Marrying for health insurance? The ACA cost crisis forces some drastic choices
This is another problem that corporations have, reputation-wise, in the United States. The idea that some actuary somewhere pores over news stories like this, and when they find someone who married someone they don't plan to have children with, as a means of gaining coverage, they report it to the legal department or something. It's how people like Brian Thompson become the villains in their own murders; the idea that they're so grasping, and so petty, that nothing that gives them a reason to deny people is off the table. And so Mathew doesn't give his full name, even though there's likely enough information in the story that a sufficiently determined insurance company employee could likely figure out who he was.
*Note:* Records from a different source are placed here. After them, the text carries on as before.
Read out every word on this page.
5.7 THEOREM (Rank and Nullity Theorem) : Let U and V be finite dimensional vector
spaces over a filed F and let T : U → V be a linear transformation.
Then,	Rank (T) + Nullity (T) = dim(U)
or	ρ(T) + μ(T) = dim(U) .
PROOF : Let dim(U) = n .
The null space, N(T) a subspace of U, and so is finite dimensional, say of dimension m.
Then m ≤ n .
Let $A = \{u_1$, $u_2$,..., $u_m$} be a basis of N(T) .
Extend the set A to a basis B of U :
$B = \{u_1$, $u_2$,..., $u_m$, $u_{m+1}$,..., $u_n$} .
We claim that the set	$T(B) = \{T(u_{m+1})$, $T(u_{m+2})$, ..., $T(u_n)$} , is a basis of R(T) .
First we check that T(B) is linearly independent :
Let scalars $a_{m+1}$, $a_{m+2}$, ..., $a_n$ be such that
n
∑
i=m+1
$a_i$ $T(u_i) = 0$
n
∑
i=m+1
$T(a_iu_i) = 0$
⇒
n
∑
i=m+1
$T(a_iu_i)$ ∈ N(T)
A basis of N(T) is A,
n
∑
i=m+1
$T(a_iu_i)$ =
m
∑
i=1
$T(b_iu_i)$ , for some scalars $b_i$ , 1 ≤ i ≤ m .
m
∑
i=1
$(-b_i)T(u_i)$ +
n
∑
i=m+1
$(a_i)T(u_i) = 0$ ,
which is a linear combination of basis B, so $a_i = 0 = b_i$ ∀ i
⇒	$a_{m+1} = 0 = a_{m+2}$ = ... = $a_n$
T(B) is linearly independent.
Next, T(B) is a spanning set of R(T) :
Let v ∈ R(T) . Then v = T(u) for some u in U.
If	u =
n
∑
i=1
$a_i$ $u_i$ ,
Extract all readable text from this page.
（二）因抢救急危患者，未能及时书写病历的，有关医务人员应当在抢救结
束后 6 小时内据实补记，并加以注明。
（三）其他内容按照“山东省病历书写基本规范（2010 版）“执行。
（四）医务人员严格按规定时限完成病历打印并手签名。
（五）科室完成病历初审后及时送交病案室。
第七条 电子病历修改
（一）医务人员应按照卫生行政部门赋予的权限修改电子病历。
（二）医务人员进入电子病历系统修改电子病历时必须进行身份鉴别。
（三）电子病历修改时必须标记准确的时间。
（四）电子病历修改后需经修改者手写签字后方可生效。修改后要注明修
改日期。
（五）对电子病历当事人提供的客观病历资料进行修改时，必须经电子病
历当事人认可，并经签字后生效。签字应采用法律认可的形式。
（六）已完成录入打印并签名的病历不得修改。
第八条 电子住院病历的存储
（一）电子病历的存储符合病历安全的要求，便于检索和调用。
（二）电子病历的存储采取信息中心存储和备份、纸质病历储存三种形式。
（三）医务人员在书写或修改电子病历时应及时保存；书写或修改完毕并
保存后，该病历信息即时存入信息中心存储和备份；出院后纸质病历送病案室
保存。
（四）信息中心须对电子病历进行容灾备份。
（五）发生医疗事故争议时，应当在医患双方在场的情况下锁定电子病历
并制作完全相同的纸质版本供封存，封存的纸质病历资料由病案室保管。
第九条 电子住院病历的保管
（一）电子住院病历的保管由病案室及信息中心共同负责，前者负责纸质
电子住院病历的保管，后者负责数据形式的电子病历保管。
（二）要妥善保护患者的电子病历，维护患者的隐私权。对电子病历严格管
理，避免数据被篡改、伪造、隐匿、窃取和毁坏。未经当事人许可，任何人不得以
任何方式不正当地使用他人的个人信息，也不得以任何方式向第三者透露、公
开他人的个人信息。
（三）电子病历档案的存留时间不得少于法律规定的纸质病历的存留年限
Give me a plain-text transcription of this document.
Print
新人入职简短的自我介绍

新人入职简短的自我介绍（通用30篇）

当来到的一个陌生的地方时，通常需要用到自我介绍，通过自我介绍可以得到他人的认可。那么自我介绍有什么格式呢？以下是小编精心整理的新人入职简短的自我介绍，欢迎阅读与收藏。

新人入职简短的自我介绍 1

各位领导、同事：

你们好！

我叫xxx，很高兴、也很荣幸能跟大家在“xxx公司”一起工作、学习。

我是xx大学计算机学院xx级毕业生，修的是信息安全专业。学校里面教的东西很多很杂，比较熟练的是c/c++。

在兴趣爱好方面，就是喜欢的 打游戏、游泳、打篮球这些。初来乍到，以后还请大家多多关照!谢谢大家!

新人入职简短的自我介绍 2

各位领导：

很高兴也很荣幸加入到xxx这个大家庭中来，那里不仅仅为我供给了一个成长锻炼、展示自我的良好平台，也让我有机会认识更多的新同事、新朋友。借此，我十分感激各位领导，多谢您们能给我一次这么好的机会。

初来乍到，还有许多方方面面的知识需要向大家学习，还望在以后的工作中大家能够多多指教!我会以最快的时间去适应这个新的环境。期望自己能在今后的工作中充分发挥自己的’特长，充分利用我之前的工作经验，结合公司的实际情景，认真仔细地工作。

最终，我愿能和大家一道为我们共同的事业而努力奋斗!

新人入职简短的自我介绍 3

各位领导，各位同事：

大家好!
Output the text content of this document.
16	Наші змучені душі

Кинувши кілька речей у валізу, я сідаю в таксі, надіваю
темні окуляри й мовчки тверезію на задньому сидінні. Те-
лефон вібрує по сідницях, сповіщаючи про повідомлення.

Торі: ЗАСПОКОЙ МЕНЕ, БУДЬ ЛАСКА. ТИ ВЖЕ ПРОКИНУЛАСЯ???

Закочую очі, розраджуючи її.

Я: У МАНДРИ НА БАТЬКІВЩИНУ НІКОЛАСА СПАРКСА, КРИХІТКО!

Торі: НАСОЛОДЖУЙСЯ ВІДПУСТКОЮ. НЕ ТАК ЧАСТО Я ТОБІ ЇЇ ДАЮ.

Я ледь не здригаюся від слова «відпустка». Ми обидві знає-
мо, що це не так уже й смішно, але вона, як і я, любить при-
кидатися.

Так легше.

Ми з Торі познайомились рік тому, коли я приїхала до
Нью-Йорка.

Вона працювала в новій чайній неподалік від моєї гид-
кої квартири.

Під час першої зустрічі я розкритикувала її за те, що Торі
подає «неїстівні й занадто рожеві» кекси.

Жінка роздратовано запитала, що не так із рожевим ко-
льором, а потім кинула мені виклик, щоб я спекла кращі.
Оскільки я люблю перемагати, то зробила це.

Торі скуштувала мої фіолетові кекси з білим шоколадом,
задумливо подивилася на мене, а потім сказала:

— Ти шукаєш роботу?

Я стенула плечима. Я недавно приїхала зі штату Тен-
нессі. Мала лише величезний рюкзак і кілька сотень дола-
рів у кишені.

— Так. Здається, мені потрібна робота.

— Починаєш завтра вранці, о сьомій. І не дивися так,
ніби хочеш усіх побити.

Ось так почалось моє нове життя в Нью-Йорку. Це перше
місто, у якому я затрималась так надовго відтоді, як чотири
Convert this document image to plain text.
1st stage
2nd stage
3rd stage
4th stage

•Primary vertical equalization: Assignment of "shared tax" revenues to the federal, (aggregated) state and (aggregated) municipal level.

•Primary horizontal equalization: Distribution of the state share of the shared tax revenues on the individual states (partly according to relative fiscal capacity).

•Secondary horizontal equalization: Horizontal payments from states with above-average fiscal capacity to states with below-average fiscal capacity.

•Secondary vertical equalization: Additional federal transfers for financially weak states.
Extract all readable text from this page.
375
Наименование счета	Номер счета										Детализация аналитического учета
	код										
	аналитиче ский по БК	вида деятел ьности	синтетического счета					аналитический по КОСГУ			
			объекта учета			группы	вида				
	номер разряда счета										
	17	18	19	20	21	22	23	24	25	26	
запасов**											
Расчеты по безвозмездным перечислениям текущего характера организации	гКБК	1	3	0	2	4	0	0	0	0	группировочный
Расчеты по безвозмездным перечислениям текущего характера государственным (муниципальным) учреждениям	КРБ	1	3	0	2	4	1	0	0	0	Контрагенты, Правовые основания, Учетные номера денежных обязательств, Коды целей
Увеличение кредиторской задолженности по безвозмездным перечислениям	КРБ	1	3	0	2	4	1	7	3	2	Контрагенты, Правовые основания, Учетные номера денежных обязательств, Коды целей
But I think that this goes beyond a problem with corporate reputations. Just like with science, it's not clear that there's nothing about corporations that render them inherently untrustworthy. So this becomes yet another story about a lack of trust in people. And there's no shortage of those. The United States is a society of people who constantly fear that others are out to get them, or get over on them, because everything is zero-sum. Everything that anyone wants has to be taken from someone else, and if that person (or persons) isn't ready, willing and able to go to extraordinary lengths of protect what's theirs, they lose out. And that's all that matters.